|
Post by Argent'horn on Nov 22, 2008 19:39:29 GMT -5
Forty-five years ago today, John F. Kennedy was murdered in Dallas. (I was a college senior in an E & M lab at the time.) I have not heard anything about this on television or radio today, which surprises me a little.
Does this indicate that Americans are totally indifferent to our history? If it does, what does this mean? I have one colleague at my university who thinks that we are indeed indifferent to our history, and that this is good, since Americans do not seem to hold grudges for centuries the way people in some other societies do. What are the downside aspects to this indifference? Or is the indifference not real? Maybe I have just been listening to the wrong radio stations at the wrong time today.
|
|
|
Post by Steven Barnes on Nov 24, 2008 21:47:24 GMT -5
I think we are more apt to remember our victories than our pains. But I'd bet that we will hear a lot on the 50th anniversary.
|
|
|
Post by manilamac on Nov 25, 2008 12:28:11 GMT -5
Actually, the NYTimes had an article about commemorative activity at the plaza in Dallas. I heard the assassination live on the radio while sitting in my car in my high school parking lot. That was about 40 miles west of the site. Conspiracy freaks take note: most of us Texans had almost no doubt that Oswald was a nut-case ex-Marine marksman acting alone and that Jack Ruby was just a different kind of nut-case. Everyone in Texas was too familiar with both kinds of gun-crazed fanatics to ever think otherwise.

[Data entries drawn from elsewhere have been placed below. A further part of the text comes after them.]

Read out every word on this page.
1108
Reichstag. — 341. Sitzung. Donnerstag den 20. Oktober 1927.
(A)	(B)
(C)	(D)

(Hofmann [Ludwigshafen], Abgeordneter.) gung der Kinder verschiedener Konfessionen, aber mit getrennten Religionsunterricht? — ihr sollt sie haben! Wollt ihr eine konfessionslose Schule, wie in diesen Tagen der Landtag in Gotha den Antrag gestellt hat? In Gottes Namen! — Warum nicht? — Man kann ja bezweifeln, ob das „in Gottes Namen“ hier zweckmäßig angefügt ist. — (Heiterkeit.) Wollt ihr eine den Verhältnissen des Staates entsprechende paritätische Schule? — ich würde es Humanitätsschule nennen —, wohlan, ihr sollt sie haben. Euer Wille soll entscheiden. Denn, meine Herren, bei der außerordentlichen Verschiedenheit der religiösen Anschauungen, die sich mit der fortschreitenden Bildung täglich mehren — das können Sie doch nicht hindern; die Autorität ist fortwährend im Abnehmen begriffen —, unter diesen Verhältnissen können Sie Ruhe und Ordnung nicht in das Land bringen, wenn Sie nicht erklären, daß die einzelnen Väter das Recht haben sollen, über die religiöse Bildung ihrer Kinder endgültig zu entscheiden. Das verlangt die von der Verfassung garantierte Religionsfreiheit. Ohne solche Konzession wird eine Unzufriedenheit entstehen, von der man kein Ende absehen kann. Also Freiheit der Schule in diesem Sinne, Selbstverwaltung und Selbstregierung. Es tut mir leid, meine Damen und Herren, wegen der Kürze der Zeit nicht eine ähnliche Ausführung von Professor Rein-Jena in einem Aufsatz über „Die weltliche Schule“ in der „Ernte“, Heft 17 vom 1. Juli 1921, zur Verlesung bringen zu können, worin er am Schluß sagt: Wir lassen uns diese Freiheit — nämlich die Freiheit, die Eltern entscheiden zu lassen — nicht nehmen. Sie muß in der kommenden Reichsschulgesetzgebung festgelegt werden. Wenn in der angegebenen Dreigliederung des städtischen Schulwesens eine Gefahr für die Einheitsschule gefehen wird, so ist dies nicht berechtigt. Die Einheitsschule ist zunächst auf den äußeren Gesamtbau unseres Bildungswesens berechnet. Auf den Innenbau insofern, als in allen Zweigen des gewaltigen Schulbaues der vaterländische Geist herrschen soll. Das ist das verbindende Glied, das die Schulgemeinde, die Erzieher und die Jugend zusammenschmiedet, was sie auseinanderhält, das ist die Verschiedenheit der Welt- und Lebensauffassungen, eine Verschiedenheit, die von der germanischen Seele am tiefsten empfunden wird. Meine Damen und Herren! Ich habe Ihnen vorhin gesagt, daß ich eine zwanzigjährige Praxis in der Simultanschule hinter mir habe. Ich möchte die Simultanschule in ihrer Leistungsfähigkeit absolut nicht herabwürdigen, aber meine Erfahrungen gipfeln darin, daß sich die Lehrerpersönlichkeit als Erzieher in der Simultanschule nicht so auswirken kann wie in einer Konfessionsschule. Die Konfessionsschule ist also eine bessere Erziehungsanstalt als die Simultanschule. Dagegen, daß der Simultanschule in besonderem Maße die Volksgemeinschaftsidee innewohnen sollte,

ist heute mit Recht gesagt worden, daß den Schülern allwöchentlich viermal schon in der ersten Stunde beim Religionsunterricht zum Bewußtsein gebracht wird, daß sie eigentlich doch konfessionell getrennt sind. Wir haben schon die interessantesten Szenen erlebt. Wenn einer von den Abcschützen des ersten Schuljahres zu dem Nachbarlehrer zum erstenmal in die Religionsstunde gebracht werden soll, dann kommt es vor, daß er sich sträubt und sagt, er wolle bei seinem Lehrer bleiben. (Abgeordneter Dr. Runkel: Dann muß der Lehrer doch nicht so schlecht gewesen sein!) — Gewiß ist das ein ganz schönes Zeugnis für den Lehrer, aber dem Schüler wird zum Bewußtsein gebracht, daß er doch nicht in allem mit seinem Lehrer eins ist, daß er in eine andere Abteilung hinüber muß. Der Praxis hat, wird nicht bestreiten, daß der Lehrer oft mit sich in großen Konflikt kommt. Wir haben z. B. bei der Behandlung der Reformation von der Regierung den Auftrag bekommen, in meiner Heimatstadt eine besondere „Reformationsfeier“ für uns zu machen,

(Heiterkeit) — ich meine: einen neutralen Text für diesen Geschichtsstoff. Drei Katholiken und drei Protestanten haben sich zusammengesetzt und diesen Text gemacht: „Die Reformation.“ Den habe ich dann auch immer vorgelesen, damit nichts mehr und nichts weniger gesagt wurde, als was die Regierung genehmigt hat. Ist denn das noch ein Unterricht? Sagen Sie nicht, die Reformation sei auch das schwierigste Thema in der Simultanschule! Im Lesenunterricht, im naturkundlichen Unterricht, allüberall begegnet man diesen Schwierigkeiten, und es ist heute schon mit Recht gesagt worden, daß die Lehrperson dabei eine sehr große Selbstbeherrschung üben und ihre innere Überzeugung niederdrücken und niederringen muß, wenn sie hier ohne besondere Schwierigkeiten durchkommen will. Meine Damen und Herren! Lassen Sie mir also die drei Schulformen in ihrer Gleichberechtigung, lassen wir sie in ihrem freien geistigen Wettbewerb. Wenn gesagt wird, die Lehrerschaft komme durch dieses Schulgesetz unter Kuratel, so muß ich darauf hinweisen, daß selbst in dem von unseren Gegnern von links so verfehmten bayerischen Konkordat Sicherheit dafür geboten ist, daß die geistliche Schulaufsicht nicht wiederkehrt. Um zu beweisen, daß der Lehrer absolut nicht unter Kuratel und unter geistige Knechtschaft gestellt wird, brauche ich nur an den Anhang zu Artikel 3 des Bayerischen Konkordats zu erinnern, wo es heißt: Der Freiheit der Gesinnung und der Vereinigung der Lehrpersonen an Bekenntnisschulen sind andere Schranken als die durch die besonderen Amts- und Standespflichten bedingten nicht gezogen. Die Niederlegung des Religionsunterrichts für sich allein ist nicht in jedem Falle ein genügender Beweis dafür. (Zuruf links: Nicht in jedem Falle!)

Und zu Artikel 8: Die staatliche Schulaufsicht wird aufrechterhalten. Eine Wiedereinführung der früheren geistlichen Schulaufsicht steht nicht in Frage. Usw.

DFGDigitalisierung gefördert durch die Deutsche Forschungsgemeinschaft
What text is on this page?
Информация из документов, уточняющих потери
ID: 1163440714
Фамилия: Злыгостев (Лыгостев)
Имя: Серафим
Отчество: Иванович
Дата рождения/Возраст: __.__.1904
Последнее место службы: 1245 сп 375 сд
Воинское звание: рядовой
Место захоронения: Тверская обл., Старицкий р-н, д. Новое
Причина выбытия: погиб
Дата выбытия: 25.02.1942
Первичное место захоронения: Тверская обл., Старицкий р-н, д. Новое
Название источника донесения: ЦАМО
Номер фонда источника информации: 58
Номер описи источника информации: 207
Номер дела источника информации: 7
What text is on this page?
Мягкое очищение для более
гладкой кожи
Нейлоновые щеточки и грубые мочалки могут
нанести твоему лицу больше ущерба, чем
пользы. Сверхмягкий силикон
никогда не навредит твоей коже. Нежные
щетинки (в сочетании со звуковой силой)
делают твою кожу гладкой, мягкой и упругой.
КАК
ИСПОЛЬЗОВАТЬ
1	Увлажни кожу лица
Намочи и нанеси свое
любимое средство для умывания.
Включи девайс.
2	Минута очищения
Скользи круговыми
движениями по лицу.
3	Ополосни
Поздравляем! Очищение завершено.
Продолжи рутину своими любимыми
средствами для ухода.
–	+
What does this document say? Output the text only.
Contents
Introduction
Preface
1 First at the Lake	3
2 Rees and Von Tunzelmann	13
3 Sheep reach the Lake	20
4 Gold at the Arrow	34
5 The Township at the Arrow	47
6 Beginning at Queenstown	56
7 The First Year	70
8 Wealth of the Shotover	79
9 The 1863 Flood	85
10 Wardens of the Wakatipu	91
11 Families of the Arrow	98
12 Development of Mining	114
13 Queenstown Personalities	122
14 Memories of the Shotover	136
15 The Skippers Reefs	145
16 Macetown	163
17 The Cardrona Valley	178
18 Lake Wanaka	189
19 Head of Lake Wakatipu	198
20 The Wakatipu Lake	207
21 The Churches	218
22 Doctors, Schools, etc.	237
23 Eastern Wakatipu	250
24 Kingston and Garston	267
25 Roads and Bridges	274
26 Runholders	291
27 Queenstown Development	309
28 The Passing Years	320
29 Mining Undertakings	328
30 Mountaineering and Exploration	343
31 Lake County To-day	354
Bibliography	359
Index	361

“Fuzzing” facts was just coming into its own as propaganda technique in those days and the fact that the local FBI (and others) indeed had things to hide brought the technique into play. In fact, the way the fuzzing got carried so far beyond the wildest dreams of the people responsible amounted to the birth of a whole new level—the FBI and especially the CIA hiring hack (and some semi-respectable) writers to write books and articles designed to so confuse covert operations (with “eye-witnesses” and “on the spot reporting” &c.) that no one would ever know what happened.
|
|
|
Post by Argent'horn on Nov 25, 2008 16:36:21 GMT -5
manilamac, that reminds me...I have a friend in Fort Worth who was acquainted with Oswald as a child. He told me something about him of that sort years ago, but I cannot recall it. If I find out anything worth sharing next time I speak with him, I will share it here.
|
|
|
Post by manilamac on Nov 26, 2008 10:28:30 GMT -5
Now that I think about it, there was also the matter of a state-wide TV broadcast by then Texas governor John Connolly in which he disputed the Warren Commission Report about whether the shot that wounded him was the same shot that hit Kennedy. He made reference to his combat experience and his being a deer hunter to back himself up and obviously was intent enough on his own story to go for the state-wide broadcast. I can’t really recall the details, but there is also the possibility that he was just using the chance at the publicity. (He was still a Democrat back then.)
Strangely enough, I drove by the plaza while the Warren Commission was there rolling inch by inch over the same ground in the same open-topped Lincoln, doing their reconstruction of the shooting—Earl Warren was sitting in Kennedy’s place in the car.
|
|
|
Post by Steven Barnes on Dec 1, 2008 11:25:32 GMT -5
Let's just say that of the four assassinations in the 60's: Kennedy, Kennedy, King, and Malcolm, John Kennedy's assassination stinks the worst in terms of conspiracy.
|
|
|
Post by Argent'horn on Dec 4, 2008 13:12:11 GMT -5
Interesting thought, Steve. I think all of these except maybe Robert Kennedy have the smell of conspiracy. The smell, of course, is not the same as a proof.
|
|
|
Post by nancylebovitz on Dec 9, 2008 11:06:15 GMT -5
Interesting about JKF's assassination not being as big a deal this year. All I can do is guess about what isn't happening, but here are some guesses.
One thing is that I'm seeing more about Pearl Harbor than usual. I don't know if this is a general pattern, but it's plausible that "We were unfairly attacked!" resonates nicely with 9/11, while a president getting killed is something we don't want to think about too intensely at the moment.
Another is that we've had a *lot* of history lately. 9/11, wars in Iraq and Afghanistan (next time, when you see a country with a sign on the door that says "death of empires", pay attention), the financial crisis, and the election of the first black president after a very long campaign. When you have enough history, some events are naturally going to slip out of primary attention.
|
|
|
Post by manilamac on Dec 16, 2008 9:03:26 GMT -5
Ah ha! Slipping out of primary attention indeed. I have never doubted a conspiracy in the JFK killing. What I think people get wrong is what the conspiracy was about--I believe it was Oswald acting alone. the conspiracy was about what the authorities knew before and after. IN other words, the real conspiracy was a classic example of good old CYA in action.
Oh, and Pearl Harbor conspiracy fans will be disappointed to see the Dec 7, 2008 NYTimes article on the real date of Japanese radio code transmissions.